Out the window and into the dark, I went down the fire escape like Niko does when he's got a secret date with a girl he's trying to convince into believing he's a rebel. Because going outside? I guess it's some kind of rebellion. I'm not supposed to do much of anything on my own, let alone running away, even if it's only for a few hours. Somehow I just started thinking of meeting Casp and that night in the hospital when we went looking for the stars. I wanted to feel that way again. All of those ways, really, because it wasn't just one thing. It was everything, just like when I try to have these conversations with my mother and it starts so small before ending too big.

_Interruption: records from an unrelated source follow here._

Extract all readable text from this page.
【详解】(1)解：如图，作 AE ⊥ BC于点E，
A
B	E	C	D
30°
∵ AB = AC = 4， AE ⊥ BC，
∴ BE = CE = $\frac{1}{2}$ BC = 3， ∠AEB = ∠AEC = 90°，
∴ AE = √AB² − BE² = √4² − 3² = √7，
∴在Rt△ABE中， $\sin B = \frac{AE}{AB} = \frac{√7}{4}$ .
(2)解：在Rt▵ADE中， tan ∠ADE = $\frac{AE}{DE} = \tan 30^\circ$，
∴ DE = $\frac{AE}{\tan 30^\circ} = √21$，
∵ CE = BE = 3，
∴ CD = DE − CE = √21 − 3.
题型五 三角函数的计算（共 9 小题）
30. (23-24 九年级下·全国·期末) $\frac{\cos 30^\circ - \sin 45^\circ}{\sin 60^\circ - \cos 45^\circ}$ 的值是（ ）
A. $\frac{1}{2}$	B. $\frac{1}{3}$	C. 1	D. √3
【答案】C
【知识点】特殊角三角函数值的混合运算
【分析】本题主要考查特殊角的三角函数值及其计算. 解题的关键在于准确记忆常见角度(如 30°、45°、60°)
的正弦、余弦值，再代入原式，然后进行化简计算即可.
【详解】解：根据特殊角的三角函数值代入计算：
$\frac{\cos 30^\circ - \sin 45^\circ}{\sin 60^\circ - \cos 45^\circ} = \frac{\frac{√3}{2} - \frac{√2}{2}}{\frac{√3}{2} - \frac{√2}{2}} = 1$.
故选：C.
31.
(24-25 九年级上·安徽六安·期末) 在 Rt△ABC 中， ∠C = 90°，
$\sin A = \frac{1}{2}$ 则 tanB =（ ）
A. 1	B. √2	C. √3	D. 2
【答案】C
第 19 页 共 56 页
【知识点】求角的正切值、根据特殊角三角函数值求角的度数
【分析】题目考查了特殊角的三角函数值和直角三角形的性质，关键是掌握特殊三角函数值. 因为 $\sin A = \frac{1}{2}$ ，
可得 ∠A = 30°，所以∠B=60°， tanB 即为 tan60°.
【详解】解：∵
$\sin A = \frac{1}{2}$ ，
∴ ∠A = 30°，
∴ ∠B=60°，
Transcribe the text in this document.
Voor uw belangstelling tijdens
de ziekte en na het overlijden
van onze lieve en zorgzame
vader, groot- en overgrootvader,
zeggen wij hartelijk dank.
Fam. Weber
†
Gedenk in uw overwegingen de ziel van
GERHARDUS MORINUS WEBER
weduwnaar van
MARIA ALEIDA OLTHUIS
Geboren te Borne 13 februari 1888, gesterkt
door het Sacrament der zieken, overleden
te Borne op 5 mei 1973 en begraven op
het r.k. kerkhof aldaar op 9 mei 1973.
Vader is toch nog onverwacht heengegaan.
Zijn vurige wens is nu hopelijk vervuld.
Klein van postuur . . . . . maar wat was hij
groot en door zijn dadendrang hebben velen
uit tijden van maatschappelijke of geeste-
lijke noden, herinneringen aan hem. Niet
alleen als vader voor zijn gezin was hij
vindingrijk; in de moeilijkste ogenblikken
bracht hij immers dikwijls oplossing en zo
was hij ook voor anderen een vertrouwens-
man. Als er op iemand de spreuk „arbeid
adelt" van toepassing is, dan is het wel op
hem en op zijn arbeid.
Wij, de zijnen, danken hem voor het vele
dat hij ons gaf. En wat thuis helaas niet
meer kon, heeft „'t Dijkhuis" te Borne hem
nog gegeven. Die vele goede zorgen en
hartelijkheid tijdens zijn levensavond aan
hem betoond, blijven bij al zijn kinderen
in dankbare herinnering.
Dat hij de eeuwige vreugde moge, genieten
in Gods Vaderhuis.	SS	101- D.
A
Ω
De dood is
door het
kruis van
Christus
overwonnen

The stars were right where I'd left them. Too far, but waiting for me. I could still feel them buried in my arms and stretching into the crook of Casp's elbow, invisible constellations sprawling into the unknown dark. It's hard to feel connected to things you can't touch and people forget that about me. It's the wrong kind of forgetting. I just want everyone to forget the hard things about me now and then, so I can breathe without getting crushed by the lack of things. If I have to fight with something like that then it's better when it's the dark and the stars.
Laying on the ground in the park, underneath the jungle gym I'm not supposed to climb around on any more than the fire escape, it became a better kind of poetry. "Just come sit down right here next to me. It's alright. I swear I don't I bite," I promised the stars as I held my hands out to trace all the constellations — the sky and my arms and Casp and my mother and rebellion and tonight. There was nothing there and everything there. I was breathing just fine and even though the stars wouldn't come down for me, someone else did.